Zamknięta przestrzeń
Boeingi 737 MAX 8 nie mogą też latać nad Polską - to decyzja prezesa Urzędu Lotnictwa Cywilnego, który przekazał ją Polskiej Agencji Żeglugi Powietrznej. To ona zarządza polską przestrzenią powietrzną. Decyzja została podjęta na podstawie konsultacji z Europejską Agencją Bezpieczeństwa Lotniczego (EASA) oraz Eurocontrol.
- Otrzymaliśmy pismo z Urzędu Lotnictwa Cywilnego określające decyzję co do działalności operacyjnej Boeingów 737 MAX 8. W wyniku tej decyzji wszystkie samoloty znajdujące się na polskich lotniskach zostają uziemione, co oznacza, że nie mogą wykonywać swoich lotów - potwierdził p.o. prezes Polskiej Agencji Żeglugi Powietrznej (PAŻP) Janusz Janiszewski. Dodał, że na razie nie określono dokładnie, jak długo decyzja ta będzie obowiązywała. Janiszewski wyjaśnił, że samoloty B737 MAX 8, które przelatują nad polską przestrzenią powietrzną, muszą jak najszybciej wylądować na najbliższym lotnisku albo zmienić trasę i przelecieć przez przestrzeń, gdzie można wykonywać operacje lotnicze tego typu maszynami. PAŻP przekazała, że po decyzji ULC w dwóch przypadkach Agencja odmówiła wydania zgody na wlot samolotów typu Boeing 737 MAX 8 w polską przestrzeń powietrzną. Pierwszy dotyczył maszyny, która miała lecieć z Wilna, a drugi - samolotu z Kopenhagi.
Inne kraje
Wiele krajów już wcześniej zamknęło swoją przestrzeń powietrzną dla Boeingów 737 MAX, m.in. Wielka Brytania, Francja, Irlandia, Niemcy i Holandia. Teraz do tej listy dołączyła Polska.
Te działania to efekt dwóch katastrof, do których doszło na przestrzeni zaledwie kilku miesięcy. Ich przyczyny nie są jasne.
Należący do Ethiopian Airlines Boeing 737 MAX 8 rozbił się w niedzielę rano kilka minut po starcie z lotniska w stolicy Etiopii - Addis Abebie. Samolot leciał do stolicy Kenii - Nairobi. Na pokładzie było 149 pasażerów i 8 członków załogi. Nikt nie przeżył. Przyczyna wypadku nie jest znana.
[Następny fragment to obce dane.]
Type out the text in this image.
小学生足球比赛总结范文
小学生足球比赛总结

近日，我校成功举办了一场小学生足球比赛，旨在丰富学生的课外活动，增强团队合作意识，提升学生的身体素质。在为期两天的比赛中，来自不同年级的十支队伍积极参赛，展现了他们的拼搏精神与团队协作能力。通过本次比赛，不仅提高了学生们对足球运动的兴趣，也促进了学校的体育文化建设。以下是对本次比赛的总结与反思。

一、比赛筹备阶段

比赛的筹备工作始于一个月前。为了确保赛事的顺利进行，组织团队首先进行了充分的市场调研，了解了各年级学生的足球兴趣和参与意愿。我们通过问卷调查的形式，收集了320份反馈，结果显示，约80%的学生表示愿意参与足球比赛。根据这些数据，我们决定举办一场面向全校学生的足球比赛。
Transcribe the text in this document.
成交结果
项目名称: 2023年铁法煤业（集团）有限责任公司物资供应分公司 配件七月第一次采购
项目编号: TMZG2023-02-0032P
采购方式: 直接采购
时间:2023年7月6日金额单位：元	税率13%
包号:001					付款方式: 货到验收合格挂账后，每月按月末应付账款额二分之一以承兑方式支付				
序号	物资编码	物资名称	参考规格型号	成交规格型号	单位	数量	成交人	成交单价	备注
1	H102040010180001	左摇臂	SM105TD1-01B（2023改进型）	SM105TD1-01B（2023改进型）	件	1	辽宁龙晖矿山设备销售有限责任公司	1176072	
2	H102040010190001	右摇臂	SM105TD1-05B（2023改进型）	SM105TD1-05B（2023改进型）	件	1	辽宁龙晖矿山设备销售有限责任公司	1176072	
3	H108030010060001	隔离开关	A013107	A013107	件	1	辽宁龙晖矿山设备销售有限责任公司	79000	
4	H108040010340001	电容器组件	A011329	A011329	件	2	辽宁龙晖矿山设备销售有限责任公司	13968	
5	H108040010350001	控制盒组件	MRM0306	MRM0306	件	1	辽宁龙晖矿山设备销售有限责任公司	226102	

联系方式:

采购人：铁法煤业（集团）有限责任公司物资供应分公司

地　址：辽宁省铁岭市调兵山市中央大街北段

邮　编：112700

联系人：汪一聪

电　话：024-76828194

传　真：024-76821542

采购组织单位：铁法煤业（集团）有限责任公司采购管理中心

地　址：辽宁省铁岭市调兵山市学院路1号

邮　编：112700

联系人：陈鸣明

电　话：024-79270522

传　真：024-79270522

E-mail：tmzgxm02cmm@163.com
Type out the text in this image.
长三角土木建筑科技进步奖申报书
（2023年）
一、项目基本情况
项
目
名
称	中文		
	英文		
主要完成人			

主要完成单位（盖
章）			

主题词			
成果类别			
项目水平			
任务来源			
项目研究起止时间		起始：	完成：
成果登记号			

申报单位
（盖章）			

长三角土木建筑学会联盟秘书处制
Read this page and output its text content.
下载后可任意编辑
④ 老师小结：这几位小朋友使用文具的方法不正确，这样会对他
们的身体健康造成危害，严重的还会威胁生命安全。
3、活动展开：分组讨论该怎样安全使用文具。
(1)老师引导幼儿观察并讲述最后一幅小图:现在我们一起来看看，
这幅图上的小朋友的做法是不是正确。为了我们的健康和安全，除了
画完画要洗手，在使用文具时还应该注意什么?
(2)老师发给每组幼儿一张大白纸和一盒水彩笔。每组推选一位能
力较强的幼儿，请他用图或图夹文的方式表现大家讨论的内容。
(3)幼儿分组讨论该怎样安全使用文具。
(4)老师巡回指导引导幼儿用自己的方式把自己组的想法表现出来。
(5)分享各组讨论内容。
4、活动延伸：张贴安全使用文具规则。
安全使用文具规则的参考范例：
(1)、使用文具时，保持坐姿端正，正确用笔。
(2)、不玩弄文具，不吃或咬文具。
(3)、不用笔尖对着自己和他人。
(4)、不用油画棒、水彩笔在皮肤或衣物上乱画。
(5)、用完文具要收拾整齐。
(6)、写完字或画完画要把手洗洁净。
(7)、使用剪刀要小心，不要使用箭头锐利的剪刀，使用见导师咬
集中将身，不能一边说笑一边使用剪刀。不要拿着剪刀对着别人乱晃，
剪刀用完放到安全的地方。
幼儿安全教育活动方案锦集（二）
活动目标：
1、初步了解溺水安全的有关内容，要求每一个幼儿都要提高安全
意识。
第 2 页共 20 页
Z kolei w październiku ubiegłego roku maszyna indonezyjskich niskobudżetowych linii Lion Air, lecąca ze stolicy Indonezji - Dżakarty na wyspę Sumatra, również wkrótce po starcie runęła do morza w odległości ok. 15 km od brzegu. Zginęło wówczas 189 osób.
Firma Boeing oświadczyła we wtorek, że ma "pełne zaufanie" do bezpieczeństwa samolotu 737 MAX.
"Rozumiemy, że agencje regulacyjne i klienci podjęli decyzje, które, jak uważają, są najwłaściwsze dla ich rodzimych rynków" - napisano w oświadczeniu Boeinga, przypominając jednocześnie, że amerykański Federalny Urząd Lotnictwa "nie zarządził żadnych dalszych działań w tej sprawie i na podstawie obecnie dostępnych informacji nie mamy żadnych podstaw do wydawania nowych zaleceń operatorom".
Polskie Maksy
Spośród polskich przewoźników, oprócz LOT-u, Boeingi 737 MAX 8 w swojej flocie posiada jeszcze Enter Air (dwie maszyny, cztery zamówione). W poniedziałek obie linie lotnicze poinformowały, że nie zdecydowały się na wstrzymanie lotów tymi maszynami. PLL LOT przesłał tvn24bis.pl komunikat, w którym napisano, że użytkowane przez narodowego przewoźnika samoloty Boeing 737 MAX 8 "są w pełni sprawne i wykonywane przez nich rejsy spełniają wszelkie wymogi bezpieczeństwa".
"Na tej podstawie LOT kontynuuje realizowanie rejsów Boeingami 737 MAX 8, podobnie zresztą jak wszyscy inni przewoźnicy w Europie i Ameryce Północnej" - zaznaczono.
Enter Air przekazał z kolei, że "maszyny są pod stałą opieką naszych służb technicznych", a linie "nie stwierdziły w nich żadnych problemów". "W branży turystycznej jest niski sezon, więc lotów jest mało. W najbliższym czasie nie mamy zaplanowanych lotów na te samoloty" - poinformował w oświadczeniu przesłanym w poniedziałek do tvn24bis.pl Grzegorz Polaniecki, członek zarządu Enter Air.
Wcześniej Urząd Lotnictwa Cywilnego poinformował nas, że jest w stałym kontakcie z polskimi operatorami samolotu 737 MAX 8, czyli LOT i Enter Air. "Na podstawie tych informacji, nie ma przesłanek do zawieszenia operacji tymi maszynami" - wskazano.